The anticipated outcomes of this research include the development of robust generative AI/ML tools capable of producing realistic and physically consistent synthetic topographic and bathymetric datasets. It will also enhance our understanding of landscape and riverine system evolution influenced by integrated hydrological and geomorphological processes. The AI/ML model can produce comprehensive synthetic datasets to support improved modeling and decision-making in both scientific research and engineering practices, especially in regions lacking detailed measurements. Ultimately, this research is expected to significantly advance predictive capabilities in landscape and river channel morphology, informing better resource management, flood risk assessment, habitat conservation, and infrastructure development.

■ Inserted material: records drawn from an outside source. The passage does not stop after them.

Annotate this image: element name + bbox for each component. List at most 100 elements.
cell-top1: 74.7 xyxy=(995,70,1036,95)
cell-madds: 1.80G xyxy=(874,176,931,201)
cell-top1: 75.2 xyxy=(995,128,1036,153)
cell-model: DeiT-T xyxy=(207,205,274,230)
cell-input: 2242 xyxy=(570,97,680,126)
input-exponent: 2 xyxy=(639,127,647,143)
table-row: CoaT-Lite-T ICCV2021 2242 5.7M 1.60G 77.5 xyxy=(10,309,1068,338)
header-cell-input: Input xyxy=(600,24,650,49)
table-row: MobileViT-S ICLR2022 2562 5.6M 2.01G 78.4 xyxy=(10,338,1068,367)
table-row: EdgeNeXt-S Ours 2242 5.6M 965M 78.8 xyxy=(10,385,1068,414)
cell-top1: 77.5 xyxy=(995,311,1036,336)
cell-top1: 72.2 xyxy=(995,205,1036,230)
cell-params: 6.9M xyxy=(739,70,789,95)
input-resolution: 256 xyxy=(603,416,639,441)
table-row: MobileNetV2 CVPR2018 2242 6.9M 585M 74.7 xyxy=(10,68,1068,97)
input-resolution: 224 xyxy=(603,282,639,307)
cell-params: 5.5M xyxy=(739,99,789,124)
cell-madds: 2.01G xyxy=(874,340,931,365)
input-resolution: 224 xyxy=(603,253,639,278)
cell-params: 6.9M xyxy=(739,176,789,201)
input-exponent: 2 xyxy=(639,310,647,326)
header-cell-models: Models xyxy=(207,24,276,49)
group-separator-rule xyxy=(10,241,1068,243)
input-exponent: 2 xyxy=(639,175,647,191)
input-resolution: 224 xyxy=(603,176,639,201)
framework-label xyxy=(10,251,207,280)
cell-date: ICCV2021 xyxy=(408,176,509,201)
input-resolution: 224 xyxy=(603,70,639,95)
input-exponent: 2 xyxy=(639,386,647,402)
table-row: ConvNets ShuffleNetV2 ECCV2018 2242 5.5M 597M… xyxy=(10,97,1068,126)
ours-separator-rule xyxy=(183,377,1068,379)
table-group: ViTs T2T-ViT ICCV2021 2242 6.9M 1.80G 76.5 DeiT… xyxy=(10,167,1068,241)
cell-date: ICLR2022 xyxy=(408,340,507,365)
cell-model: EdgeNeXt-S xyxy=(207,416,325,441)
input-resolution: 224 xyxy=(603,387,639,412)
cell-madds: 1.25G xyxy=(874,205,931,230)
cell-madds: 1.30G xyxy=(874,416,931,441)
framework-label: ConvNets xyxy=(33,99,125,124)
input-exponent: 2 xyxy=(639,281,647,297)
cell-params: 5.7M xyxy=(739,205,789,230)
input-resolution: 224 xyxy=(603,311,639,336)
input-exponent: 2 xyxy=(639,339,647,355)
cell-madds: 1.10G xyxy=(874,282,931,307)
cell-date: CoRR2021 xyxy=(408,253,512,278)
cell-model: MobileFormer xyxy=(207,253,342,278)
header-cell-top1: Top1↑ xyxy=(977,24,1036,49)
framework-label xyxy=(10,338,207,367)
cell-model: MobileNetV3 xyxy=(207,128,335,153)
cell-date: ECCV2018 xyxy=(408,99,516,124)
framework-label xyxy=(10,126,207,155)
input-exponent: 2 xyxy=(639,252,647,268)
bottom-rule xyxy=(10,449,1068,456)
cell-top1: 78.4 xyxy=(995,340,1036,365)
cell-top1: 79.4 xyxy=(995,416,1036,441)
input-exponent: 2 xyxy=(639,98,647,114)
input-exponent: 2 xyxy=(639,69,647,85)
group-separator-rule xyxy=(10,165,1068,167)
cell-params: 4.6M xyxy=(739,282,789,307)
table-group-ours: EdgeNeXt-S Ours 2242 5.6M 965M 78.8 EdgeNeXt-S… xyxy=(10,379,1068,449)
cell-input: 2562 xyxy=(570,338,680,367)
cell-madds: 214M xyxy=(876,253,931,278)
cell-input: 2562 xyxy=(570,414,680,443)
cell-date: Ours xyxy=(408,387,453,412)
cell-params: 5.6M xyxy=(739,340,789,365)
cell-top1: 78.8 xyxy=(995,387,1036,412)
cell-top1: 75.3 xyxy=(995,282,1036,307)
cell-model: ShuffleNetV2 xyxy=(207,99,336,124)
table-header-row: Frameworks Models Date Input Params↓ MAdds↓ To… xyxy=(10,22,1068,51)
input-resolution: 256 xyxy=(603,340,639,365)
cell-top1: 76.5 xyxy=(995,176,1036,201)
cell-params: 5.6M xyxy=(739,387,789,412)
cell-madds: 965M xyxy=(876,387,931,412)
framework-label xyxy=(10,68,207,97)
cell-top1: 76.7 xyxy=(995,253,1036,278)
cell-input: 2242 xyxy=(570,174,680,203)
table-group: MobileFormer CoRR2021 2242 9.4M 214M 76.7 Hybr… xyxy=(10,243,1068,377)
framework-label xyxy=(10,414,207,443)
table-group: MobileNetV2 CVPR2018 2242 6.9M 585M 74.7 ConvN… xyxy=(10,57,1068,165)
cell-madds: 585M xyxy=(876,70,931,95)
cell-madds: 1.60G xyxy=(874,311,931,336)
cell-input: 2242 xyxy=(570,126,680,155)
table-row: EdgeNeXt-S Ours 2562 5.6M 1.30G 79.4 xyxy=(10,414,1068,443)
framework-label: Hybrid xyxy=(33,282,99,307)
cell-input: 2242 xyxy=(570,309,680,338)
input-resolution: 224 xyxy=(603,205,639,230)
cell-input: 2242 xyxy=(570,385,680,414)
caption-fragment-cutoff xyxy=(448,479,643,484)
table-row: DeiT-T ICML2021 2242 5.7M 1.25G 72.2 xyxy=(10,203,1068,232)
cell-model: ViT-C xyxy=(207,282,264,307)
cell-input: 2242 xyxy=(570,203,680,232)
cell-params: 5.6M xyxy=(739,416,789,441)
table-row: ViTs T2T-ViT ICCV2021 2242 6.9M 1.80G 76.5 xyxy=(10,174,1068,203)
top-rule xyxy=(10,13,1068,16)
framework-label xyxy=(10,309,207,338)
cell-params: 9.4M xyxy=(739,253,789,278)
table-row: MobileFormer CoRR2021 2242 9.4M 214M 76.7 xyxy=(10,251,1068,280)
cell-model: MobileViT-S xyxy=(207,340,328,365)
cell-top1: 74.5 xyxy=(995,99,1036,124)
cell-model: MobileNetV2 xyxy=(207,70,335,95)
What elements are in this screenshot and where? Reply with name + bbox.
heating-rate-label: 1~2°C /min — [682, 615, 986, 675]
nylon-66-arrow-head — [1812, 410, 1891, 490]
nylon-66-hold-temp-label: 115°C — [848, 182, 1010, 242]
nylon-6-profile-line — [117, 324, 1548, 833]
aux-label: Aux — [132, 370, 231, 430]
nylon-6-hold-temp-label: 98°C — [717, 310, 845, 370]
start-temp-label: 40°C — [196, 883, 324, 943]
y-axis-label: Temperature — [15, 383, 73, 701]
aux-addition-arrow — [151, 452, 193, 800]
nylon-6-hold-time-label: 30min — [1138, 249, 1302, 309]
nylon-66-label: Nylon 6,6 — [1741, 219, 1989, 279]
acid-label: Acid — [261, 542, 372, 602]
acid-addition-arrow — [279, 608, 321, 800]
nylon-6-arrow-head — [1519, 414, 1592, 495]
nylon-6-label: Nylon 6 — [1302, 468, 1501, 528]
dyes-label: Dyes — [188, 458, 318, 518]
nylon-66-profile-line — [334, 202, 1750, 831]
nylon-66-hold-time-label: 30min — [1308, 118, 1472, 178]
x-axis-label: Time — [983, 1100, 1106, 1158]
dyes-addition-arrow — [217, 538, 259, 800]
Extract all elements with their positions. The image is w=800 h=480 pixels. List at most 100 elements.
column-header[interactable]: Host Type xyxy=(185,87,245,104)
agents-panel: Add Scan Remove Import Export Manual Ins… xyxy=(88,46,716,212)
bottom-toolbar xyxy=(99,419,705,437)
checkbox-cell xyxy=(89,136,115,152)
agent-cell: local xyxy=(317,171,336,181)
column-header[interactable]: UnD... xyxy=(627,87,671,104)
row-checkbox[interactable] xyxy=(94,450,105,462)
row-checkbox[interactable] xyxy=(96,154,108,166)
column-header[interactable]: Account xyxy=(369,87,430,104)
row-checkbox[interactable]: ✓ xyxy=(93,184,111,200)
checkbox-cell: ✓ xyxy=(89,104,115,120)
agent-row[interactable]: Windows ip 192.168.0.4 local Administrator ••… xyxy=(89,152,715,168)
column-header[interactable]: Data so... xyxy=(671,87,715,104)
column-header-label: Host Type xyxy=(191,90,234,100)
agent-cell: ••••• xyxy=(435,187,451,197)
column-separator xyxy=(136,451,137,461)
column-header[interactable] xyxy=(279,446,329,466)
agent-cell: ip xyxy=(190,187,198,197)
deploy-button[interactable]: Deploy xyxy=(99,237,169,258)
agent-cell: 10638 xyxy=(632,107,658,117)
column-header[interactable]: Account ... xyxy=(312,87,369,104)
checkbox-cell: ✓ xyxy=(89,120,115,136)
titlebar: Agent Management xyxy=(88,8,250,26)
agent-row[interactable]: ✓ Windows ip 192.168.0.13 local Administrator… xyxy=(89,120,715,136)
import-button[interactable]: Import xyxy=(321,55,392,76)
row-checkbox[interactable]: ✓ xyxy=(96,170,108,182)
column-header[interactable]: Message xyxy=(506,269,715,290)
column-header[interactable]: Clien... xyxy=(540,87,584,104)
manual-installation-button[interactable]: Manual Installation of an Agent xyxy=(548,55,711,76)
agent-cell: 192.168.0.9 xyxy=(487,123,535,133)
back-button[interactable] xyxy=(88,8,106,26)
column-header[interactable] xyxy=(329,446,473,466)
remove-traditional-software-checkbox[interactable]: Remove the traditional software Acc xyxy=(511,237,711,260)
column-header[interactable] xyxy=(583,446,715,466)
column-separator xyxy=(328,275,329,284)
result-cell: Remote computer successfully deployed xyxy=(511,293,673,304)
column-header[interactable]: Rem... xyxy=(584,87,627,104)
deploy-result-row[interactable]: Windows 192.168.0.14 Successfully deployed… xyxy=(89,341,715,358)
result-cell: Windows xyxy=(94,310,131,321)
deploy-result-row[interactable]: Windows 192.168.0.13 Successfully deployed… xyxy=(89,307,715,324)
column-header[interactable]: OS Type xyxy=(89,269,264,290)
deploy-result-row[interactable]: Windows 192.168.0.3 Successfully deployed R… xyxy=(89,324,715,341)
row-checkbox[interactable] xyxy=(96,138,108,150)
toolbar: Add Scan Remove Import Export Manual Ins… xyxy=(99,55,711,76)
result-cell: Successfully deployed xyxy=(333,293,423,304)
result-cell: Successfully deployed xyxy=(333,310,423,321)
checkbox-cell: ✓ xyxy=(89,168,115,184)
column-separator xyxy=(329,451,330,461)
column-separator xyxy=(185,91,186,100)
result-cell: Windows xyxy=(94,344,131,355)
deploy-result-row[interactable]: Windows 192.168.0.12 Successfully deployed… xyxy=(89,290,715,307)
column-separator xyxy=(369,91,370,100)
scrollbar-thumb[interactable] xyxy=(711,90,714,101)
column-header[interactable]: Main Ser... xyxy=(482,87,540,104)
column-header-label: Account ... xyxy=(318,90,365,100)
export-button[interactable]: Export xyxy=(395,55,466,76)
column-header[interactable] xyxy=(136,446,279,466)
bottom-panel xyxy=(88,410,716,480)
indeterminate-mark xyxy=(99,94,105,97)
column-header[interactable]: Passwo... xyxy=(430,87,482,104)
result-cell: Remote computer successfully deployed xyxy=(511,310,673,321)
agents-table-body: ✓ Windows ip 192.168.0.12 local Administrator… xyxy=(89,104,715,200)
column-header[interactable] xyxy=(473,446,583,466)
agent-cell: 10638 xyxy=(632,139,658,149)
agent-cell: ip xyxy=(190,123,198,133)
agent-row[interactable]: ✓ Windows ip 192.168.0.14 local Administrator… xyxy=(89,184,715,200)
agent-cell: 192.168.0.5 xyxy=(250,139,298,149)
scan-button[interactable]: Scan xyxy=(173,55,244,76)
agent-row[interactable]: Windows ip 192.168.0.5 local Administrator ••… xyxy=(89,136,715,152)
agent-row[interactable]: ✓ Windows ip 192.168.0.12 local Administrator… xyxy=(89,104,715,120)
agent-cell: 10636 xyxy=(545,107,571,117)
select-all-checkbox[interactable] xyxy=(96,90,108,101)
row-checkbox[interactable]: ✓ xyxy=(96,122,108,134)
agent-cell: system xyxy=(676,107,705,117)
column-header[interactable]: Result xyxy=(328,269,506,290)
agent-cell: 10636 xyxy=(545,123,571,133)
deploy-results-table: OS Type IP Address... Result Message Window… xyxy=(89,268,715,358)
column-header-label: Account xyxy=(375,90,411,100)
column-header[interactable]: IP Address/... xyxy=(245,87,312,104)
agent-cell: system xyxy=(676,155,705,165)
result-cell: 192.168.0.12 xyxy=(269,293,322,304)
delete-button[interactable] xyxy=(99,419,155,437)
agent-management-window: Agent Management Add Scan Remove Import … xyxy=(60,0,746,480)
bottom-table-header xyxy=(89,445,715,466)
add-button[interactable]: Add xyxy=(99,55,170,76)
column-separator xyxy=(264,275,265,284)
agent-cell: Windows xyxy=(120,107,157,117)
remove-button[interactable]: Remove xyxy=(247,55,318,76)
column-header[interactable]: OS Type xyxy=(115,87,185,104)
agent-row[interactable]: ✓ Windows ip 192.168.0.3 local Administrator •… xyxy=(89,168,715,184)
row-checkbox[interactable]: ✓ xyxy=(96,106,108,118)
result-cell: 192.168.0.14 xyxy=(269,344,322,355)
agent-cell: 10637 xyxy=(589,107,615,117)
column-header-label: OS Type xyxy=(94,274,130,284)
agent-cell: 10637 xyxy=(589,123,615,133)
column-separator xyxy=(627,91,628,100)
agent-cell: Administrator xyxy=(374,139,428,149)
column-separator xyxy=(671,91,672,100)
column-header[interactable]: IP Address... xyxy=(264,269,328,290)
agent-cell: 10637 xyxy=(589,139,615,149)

A list of specific areas of computational and/or data science expertise or skills that the current team is particularly interested in recruiting to support the project: Diffusion models, multimodal model building and training, and general background in AI/ML.

Any other requirements or expectations of potential ICDS Junior Researchers: currently a post-comps graduate student in a related field, such as computer science, IST, or math.

A list of specific objectives for work supported by this call: generating preliminary data to support a NSF proposal

At least one medium to long-term goal: A collaborative proposal to NSF Collaborations in Artificial Intelligence and Geosciences (CAIG) program, which is due February 4, 2026

A short statement (1 sentence to 1 paragraph) explaining the connection of the project to ICDS’s mission: The project falls right into the ICDS mission of advancing AI in research and education.

A paragraph summarizing team member’s recent and/or planned engagement with ICDS: Xiaofeng Liu is a co-hire of ICDS and regularly participate in ICDS activities and committees, such as monthly lunches, faculty search committee, and annual ICDS symposium.